Eventful year ends on positive note with reduction in supply growth of salmon predicted.
The long-term outlook for the global salmon industry remains positive, with low supply growth for the next two years likely to send prices skyward once again on the back of strong demand, and recently set records may be short-lived.
Continuing a trend that began in late 2012, salmon prices in 2014 were largely sustained at exceptionally high levels. European producers in particular were smashing export revenue records month after month while bottom lines in Chile have turned from red back into black. The fact that this has been achieved even with an estimated 10% increase in global production this year – compared with a mere 2% in 2013 – and the recent Russian ban on food imports from a number of major Western producers including Norway makes it all the more remarkable, and emphatically underlines the strength and pace of global demand growth.
As well as the world’s two major (farmed) salmon producers, Norway and Chile, the smaller producing countries are also benefitting from favourable supply and demand dynamics, higher prices and, in some cases, the additional opportunities offered by the Russian ban. The Faroe Islands, in particular, has seen its revenues boosted by its non-exclusion from the Russian market. In the wild salmon market, Russia and the USA had somewhat contrasting fortunes in 2014, with Alaskan catches of sockeye and pink salmon coming in above forecast and chum coming in below, while Russian fisherman saw higher than expected catches of chum and lower than projected production of pink.

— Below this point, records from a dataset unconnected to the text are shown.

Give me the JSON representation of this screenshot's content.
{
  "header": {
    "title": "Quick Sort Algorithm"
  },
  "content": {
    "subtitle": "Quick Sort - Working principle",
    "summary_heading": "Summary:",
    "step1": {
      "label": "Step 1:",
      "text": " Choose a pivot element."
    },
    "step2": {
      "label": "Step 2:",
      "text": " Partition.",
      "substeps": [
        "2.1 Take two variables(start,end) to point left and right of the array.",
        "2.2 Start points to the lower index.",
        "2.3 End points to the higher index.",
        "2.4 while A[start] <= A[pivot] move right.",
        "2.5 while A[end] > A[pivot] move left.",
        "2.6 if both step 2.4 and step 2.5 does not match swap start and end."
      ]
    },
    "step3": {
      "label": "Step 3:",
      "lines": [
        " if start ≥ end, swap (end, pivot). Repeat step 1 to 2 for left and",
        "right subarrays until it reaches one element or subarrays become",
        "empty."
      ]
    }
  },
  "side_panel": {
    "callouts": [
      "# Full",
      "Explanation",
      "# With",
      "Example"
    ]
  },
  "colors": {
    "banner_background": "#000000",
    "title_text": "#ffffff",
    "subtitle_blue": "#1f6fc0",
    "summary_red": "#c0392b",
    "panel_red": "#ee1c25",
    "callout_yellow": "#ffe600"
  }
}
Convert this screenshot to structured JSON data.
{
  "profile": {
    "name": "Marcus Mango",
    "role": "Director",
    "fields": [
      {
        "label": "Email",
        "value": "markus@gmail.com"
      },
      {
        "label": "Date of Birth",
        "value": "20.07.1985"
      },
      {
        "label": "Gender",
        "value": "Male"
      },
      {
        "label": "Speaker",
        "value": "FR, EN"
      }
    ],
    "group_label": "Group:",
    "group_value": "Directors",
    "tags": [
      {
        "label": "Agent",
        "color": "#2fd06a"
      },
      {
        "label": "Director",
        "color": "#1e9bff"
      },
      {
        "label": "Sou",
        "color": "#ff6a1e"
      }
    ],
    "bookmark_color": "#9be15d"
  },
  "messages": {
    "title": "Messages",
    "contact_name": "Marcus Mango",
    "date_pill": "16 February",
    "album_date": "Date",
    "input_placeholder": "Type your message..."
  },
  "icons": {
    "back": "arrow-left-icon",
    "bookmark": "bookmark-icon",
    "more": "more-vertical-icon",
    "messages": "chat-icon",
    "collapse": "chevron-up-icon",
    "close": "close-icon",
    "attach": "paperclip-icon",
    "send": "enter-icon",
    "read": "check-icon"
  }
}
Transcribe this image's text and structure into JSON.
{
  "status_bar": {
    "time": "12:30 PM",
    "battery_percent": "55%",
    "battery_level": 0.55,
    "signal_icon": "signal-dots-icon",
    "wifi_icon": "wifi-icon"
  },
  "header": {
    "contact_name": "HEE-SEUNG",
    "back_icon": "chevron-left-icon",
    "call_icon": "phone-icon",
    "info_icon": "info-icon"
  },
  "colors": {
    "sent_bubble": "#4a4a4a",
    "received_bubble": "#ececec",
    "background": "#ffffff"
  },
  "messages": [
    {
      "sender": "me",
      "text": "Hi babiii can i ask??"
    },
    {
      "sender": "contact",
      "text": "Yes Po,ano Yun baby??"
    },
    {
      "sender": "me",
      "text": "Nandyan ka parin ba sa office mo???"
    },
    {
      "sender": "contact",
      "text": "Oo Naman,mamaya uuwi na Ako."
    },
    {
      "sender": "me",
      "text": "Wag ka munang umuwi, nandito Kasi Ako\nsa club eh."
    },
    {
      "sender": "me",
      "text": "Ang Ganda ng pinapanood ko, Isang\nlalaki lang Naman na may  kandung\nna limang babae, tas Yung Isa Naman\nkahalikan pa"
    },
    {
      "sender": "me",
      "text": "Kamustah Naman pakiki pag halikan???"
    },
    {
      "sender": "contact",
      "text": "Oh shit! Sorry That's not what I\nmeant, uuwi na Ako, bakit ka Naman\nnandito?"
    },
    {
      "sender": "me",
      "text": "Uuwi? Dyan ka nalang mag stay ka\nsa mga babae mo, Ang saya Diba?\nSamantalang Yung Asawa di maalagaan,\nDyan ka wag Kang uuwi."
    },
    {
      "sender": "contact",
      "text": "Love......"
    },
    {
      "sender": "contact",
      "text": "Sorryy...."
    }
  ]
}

The long-term outlook for the global salmon industry remains positive, with low supply growth for the next two years likely to send prices skyward once again on the back of strong demand, and recently set records may be short-lived. However, any forecast must acknowledge a number of remaining uncertainties. The most obvious is the situation in Russia, which could potentially deteriorate if an economic downturn continues to hurt importers, creating a relative surplus as even those suppliers excluded from the ban will face increasing difficulty securing competitive prices on the Russian market. In the shorter term, there is also the question of whether EU and USA markets will be capable of replacing early-year demand that previously came from Russia. On the contrary, it is also possible to envisage a situation where the Russian ban is lifted, economic recovery in the EU and the USA gathers pace and supply growth is flat or even negative. The upward pressure on prices in such a situation would likely be substantial. Meanwhile, production costs and diseases risks, as always, represent further sources of unpredictability in the market.